钟鼓楼

钟楼瘦,鼓楼胖

0%

计算机系统-分布式

Posted on Edited on In
Symbols count in article: 11k Reading time ≈ 10 mins.

一、分布式系统

1.1 总论

分布式系统指的是利用多个单体计算机系统构建的多体计算机系统。

与并行计算不同,分布式系统更侧重于用多个计算实体完成非常多个细碎的任务。而并行计算侧重于利用多个计算实体来更快更高效地完成一个计算任务。

分布式系统包括了执行流的分布式和数据的分布式。在北航 OO 课电梯问题中,涉及了多线程,属于是执行流的分布式,这就导致我以为分布式只是执行流的分布式,涉及的问题只是互斥和同步,这是非常片面的。数据的分布式指的是,存在多个数据副本,cache 就是一种数据分布式的实体。

1.2 背景

分布式系统虽然出现在各个系统层次,比如说多核的 CPU,多级存储系统,多线程的程序,分布式式的 Web APP。但是大部分的分布式理论都源于 Web APP,这是因为 Web 时代发展的红利导致的。

传统的 Web APP 架构被称为 LAMP,即 Linux + Apache + MySQL + PHP。

LAMP 的拓展性并不符合要求,其核心原因在于 Web APP 的用户拓展性非常好,一个用户生产 1M 的数据(非常小),那么一百万个用户就会生产出 1T 的数据,这就不再是一个磁盘可以简单存放的了,我们就需要一个存储的集群了。及时人们可以制造出一个非常大的磁盘,但是它的速度一定是会受到影响的。

计算也是同理,可能一个用户请求的计算量并不大,但是一百万个用户的计算量就非常大了。而受到摩尔定律和登纳德缩放定律失效的影响,人们是无法制造出一个超级强悍的单体芯片的,这就导致必须使用多个芯片。

这个时候将系统从单机拓展成分布式系统,就非常自然了。

1.3 组成

下面会介绍一个分布式的 Web APP (电商平台)由哪几个部分组成,其架构如图所示:

image-20250116163924056

存在如下分布式:

  • 外存的分布式:将数据存放在多个外存服务器上,也就是分布式的文件系统和分布式的数据库。
  • 内存的分布式:分布式外存无法高效的缓存数据,且 APP 所在的单机的内存不够大,所以将内存也进拓展,也就是 Memcached
  • app 的分布式:app 不需要部署在同一个单机上,可以部署在不同单机上,每个单机负责不同的功能。
  • Load Balance:仅存在一个 app 依然非常局限,可以在多个单机上启动多个相同的 app,再由 Load Balancer 来决定请求发往哪个更为空闲的单机。这种技术除了依赖负载平衡技术外,还依赖 HTTP 协议的无状态性,使得负载均衡可以做得很轻松,如果是有状态的,那么负载均衡调度的就不再只是请求,就还包括之前的状态信息。
  • CDN:将一些多媒体资源,放置在距离用户更近的地方。
  • Compute 的分布式:将大量的计算任务放在单独的集群上(这张图上好像没有)。

1.4 CAP 理论

1.4.1 介绍

CAP 指的是分布式的三种重要属性,之所以将它们三个单独拎出来,是因为这三个属性构成了一个不可能三角(我也不知道有没有严格数学证明)。

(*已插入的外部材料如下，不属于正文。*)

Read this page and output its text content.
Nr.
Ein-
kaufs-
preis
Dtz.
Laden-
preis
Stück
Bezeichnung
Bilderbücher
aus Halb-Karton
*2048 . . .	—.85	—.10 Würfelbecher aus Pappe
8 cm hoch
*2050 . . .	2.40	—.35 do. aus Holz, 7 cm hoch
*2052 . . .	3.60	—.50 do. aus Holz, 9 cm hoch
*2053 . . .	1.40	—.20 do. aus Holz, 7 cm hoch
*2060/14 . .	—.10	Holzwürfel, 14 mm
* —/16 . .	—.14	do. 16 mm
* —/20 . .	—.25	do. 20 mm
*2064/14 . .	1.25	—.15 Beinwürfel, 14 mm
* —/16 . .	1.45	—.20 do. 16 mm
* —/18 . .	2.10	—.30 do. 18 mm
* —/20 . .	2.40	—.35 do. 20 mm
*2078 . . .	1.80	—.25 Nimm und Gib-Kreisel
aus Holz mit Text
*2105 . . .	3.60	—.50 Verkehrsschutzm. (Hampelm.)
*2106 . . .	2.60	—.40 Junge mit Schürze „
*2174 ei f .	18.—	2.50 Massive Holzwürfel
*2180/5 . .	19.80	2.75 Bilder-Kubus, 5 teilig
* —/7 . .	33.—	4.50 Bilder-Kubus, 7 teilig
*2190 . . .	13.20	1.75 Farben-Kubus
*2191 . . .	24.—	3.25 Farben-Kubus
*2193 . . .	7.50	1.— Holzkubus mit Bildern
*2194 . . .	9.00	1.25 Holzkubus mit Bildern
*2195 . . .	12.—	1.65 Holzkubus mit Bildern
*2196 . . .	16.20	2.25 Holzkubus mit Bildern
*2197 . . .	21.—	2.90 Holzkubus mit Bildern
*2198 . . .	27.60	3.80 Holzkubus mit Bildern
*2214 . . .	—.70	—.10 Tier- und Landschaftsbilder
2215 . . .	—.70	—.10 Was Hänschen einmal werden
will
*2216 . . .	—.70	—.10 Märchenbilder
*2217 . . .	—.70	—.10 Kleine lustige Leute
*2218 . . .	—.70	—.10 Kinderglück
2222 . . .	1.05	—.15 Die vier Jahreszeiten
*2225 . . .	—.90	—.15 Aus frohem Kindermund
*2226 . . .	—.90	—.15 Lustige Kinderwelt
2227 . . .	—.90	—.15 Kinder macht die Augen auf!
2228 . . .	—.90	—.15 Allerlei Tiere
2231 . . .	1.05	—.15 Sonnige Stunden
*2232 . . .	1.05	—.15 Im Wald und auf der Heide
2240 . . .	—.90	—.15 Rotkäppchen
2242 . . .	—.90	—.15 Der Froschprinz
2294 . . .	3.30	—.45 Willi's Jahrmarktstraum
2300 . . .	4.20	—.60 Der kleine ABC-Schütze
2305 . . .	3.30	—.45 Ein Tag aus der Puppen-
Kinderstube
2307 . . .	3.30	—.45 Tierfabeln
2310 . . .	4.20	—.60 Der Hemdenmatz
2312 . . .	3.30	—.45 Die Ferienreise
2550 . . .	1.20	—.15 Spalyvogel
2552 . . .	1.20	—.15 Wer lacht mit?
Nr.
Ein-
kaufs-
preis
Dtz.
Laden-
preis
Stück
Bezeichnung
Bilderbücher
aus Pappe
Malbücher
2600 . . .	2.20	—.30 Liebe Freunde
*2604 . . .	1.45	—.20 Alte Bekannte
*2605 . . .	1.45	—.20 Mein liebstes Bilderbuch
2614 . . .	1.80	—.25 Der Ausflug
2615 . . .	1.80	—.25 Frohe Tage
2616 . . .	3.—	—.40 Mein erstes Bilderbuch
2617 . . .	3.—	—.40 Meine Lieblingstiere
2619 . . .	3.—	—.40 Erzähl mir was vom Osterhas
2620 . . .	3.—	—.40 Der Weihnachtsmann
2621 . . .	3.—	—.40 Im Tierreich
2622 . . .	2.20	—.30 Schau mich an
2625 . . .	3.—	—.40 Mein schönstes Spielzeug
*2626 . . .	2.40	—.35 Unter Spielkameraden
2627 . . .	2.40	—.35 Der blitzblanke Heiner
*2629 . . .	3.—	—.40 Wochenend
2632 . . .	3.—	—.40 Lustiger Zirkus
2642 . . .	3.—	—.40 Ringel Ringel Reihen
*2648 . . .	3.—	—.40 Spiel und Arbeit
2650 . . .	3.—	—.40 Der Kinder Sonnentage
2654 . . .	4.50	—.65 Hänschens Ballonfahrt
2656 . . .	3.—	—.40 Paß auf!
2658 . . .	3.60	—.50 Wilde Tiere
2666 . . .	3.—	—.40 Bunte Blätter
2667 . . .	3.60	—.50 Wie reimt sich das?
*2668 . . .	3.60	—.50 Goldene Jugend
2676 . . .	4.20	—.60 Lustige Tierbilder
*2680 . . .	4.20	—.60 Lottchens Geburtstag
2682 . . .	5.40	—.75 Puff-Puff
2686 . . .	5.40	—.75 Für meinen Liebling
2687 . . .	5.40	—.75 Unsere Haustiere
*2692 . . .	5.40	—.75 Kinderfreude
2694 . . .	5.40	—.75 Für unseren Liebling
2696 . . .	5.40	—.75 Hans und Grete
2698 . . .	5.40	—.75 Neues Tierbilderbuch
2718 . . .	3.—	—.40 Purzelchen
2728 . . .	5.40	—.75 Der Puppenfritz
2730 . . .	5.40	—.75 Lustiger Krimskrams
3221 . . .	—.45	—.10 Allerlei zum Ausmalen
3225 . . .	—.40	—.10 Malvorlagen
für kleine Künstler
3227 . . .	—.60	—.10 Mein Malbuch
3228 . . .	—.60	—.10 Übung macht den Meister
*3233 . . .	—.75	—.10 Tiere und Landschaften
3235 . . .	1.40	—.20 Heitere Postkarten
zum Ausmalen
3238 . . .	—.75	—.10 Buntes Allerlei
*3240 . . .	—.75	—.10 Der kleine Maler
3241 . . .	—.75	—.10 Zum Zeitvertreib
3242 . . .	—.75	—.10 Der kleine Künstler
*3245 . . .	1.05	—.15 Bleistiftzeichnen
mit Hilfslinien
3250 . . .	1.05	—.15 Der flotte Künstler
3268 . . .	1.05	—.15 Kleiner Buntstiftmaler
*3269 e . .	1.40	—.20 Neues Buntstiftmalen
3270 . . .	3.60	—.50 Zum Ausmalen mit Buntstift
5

我个人认为理解 CAP 理论的难点在于理解清楚这三个属性的定义,他们的定义如下:

  • Consistency(一致性):多个数据备份中的数据是一模一样的,用户可能会对某个备份中的数据进行修改,然后另一个数据备份中的数据也会跟随变化,保持一致。当系统没有一致性的时候,可能存在不同的数据备份,也就是正确性出现了问题。
  • Available(可用性):这是非常难理解的一个属性,他指的是用户对于数据的操作(读取或者写入一个数据等)是成功的概率非常高。而当失去可用性的时候,用户的操作经常会收到“操作失败,请重新尝试”的回应。
  • Partition Tolerance(分区容忍性):这个也非常难理解,它指的是在多个数据备份失去连接的时候(也就是所谓的“分区”),系统依然保持一致性和可用性的能力。C 和 A 对于一个单机系统而言,是非常自然的属性(要不然就是写出来 bug)了,但是如果是分布式系统,一旦数据备份之间失去同步能力,那么是很难保证 C 和 A 的。

那么为什么这是一个不可能三角呢?我们考虑如下图这样的情况,目前有两个分布式服务器 $S_1$、$S_2$,这两个服务器里都存储着数据 $V$ 的数据备份,客户 $C$ 可以读写 $V$ ,在开始阶段,$S_1$、$S_2$ 中 $V$ 的值都是 $v_0$ 。

然后出现了网络故障,导致 $S_1$、$S_2$ 之间的同步机制失效,出现了分区情况。然后 $C$ 向 $S_1$ 写入 $V$ 的值为 $v_1$ ,因为缺乏同步机制,所以 $S_2$ 中 $V$ 的值依然是 $v_0$ 。

此时如果 $C$ 从 $S_2$ 处读取 $V$ 的值,那么有两种可能,第一种是为了可用性,我们告诉 $C$ ,$V$ 的值是 $v_0$ ,这样就牺牲了一致性原则。第二种是我们为了一致性,告诉 $C$ 目前网络出现问题,读取并不成功,那么这样就牺牲了可用性原则。

image-20250117111613066

从这个例子就可以看出,CAP 不可兼得。而根据业务场景的不同,我们选择牺牲的属性也不同:

  • CA 牺牲 P:牺牲 P 就意味着系统不再是一个真正的分布式系统了,因为分布式系统出现“分区“是非常核心的场景,或者说,在分布式系统中不考虑”同步机制“,就过于理想和不可靠了。所以牺牲 P 的系统往往是一个单机系统(或者是某种无法享受分布式优势的分布式系统)。对于一个单机系统而言,保证 C 和 A 是非常基本的事情。
  • CP 牺牲 A:牺牲 A 意味着操作有可能失败,但是只要操作成功了,那么它的一致性(也就是正确性)就得到了保证。对于银行 APP 或者支付宝这种对于正确性比较看重的软件,一般会采用这种策略。毕竟谁也不希望自己的账户里的钱突然没了。
  • AP 牺牲 C:牺牲 C 意味着虽然每次操作都会得到响应,但是操作的结果不一定保证一致性。对于微信对这种实时性要求比较高的聊天软件,一般会采用这种策略。这也是我们在使用微信的时候,常常会出现”引用的内容不存在“的原因。

1.4.2 ACID vs BASE

在传统的数据库理论研究中,有 ACID 理论:

  • 原子性 (Atomicity):原子性保证了事务中的所有操作要么全部成功,要么全部失败,不能只完成部分操作。如同“原子”一样,事务是不可分割的。
  • 一致性 (Consistency):一致性保证了事务在执行前后,数据库的数据必须是合法的。当事务完成后,所有数据约束条件都必须得到满足。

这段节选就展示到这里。